Up until this past summer, I had been unaware of the subtle and steady divergence of my values and my faith. It was a stealthy severance; my values seemed justifiably progressive and I could easily claim to be a "different" kind of Christian-- a liberal one, who obviously ascribed to these values because I'm sure Jesus would have felt the same way. I found myself asserting that I was an environmentalist, a feminist, an aspiring pacifist, an (unsatisfied) Democrat, a hater of racism and classism and heterosexism and, oh yes, I'm also a Christian. But how did those identities really connect?

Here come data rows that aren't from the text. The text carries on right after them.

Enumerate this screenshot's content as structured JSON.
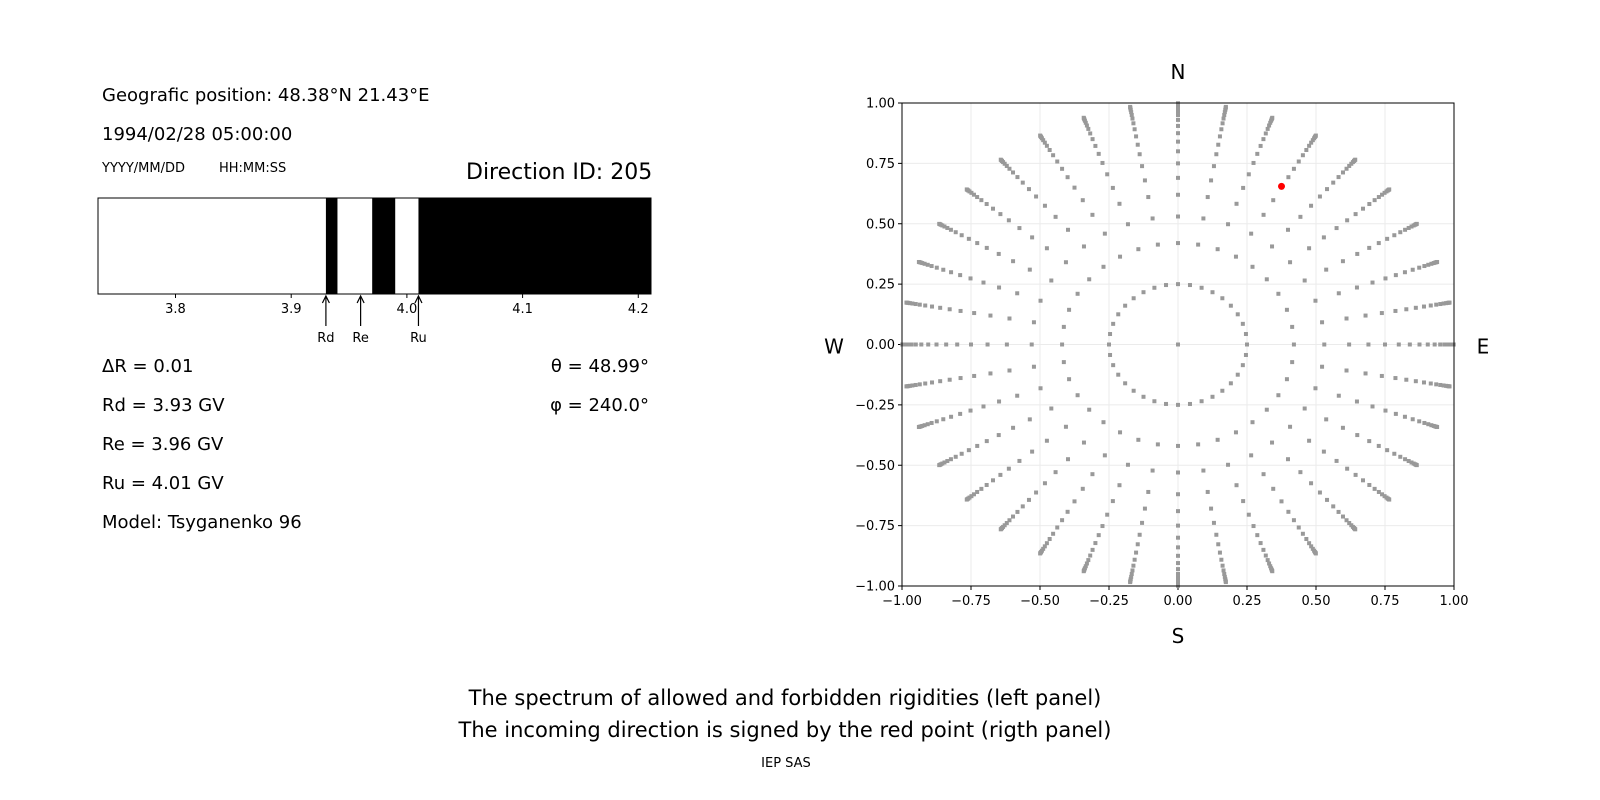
{
  "left_panel": {
    "geo_position": "Geografic position: 48.38°N 21.43°E",
    "datetime": "1994/02/28 05:00:00",
    "date_format": "YYYY/MM/DD",
    "time_format": "HH:MM:SS",
    "direction_id": "Direction ID: 205",
    "delta_r": "ΔR = 0.01",
    "rd": "Rd = 3.93 GV",
    "re": "Re = 3.96 GV",
    "ru": "Ru = 4.01 GV",
    "model": "Model: Tsyganenko 96",
    "theta": "θ = 48.99°",
    "phi": "φ = 240.0°"
  },
  "chart_data": [
    {
      "type": "bar",
      "description_kind": "rigidity spectrum (white = allowed, black = forbidden)",
      "xlim": [
        3.733,
        4.211
      ],
      "xticks": [
        "3.8",
        "3.9",
        "4.0",
        "4.1",
        "4.2"
      ],
      "segments": [
        {
          "from": 3.733,
          "to": 3.93,
          "state": "allowed",
          "color": "#ffffff"
        },
        {
          "from": 3.93,
          "to": 3.94,
          "state": "forbidden",
          "color": "#000000"
        },
        {
          "from": 3.94,
          "to": 3.97,
          "state": "allowed",
          "color": "#ffffff"
        },
        {
          "from": 3.97,
          "to": 3.99,
          "state": "forbidden",
          "color": "#000000"
        },
        {
          "from": 3.99,
          "to": 4.01,
          "state": "allowed",
          "color": "#ffffff"
        },
        {
          "from": 4.01,
          "to": 4.211,
          "state": "forbidden",
          "color": "#000000"
        }
      ],
      "markers": [
        {
          "label": "Rd",
          "value": 3.93
        },
        {
          "label": "Re",
          "value": 3.96
        },
        {
          "label": "Ru",
          "value": 4.01
        }
      ]
    },
    {
      "type": "scatter",
      "xlim": [
        -1.0,
        1.0
      ],
      "ylim": [
        -1.0,
        1.0
      ],
      "grid": true,
      "xticks": [
        "−1.00",
        "−0.75",
        "−0.50",
        "−0.25",
        "0.00",
        "0.25",
        "0.50",
        "0.75",
        "1.00"
      ],
      "yticks": [
        "−1.00",
        "−0.75",
        "−0.50",
        "−0.25",
        "0.00",
        "0.25",
        "0.50",
        "0.75",
        "1.00"
      ],
      "compass": {
        "north": "N",
        "south": "S",
        "west": "W",
        "east": "E"
      },
      "grid_points": {
        "color": "#999999",
        "center": [
          0,
          0
        ],
        "azimuth_step_deg": 10,
        "radii": [
          0.25,
          0.42,
          0.53,
          0.62,
          0.69,
          0.75,
          0.8,
          0.84,
          0.875,
          0.905,
          0.93,
          0.95,
          0.965,
          0.977,
          0.986,
          0.992,
          0.996,
          0.999
        ]
      },
      "selected_point": {
        "x": 0.375,
        "y": 0.655,
        "color": "#ff0000"
      }
    }
  ],
  "caption": {
    "line1": "The spectrum of allowed and forbidden rigidities (left panel)",
    "line2": "The incoming direction is signed by the red point (rigth panel)",
    "credit": "IEP SAS"
  }
}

By the end of our first weekly fellows meeting in the Gibbs parlor at CDSP, I started to recognize the danger in my unexamined, isolated progressive values. I could provide convincing social, political, or economic reasons for the values that I hold, but not religious reasons. I could not explain why my Christian beliefs, my own theology and my understanding of the Bible led me to hold these progressive values. Del Brown, former Dean of PSR, lead our group each week in the practice of articulating succinctly, lovingly, persuasively, and gently, why our Christian theology leads us to be pacifists, to support equality in gender and orientation, to care for the earth, to care for the immigrant and the working class poor. The answers were there before, but they were rusty from lack of use, buried underneath years of avoiding unpleasant discussions in which someone was likely to out-quote me scripturally.
I've worked in the overlapping realm of Religion and Environment for quite some time. In the beginning, those of us who saw these two arenas as completely reconcilable and sensical got plenty of practice in explaining our reasoning to doubters. Recently, however, with the increased media coverage of religious groups' slow embrace of climate change issues and attention to the environment, I find that we are called upon less and less often to explain why concern for the earth is a Christian mandate. I think it's dangerous to assume that we no longer need Biblical or theological justifications for holding these progressive values, or that rooting our values in our religious convictions is an archaic and rightist tactic. I've heard Sally Bingham devote presentations to convincing the audience that climate change is indeed a moral issue because it's still not obvious. And it probably won’t be for a long time. This realization is what I’m carrying with me back east when I return to school.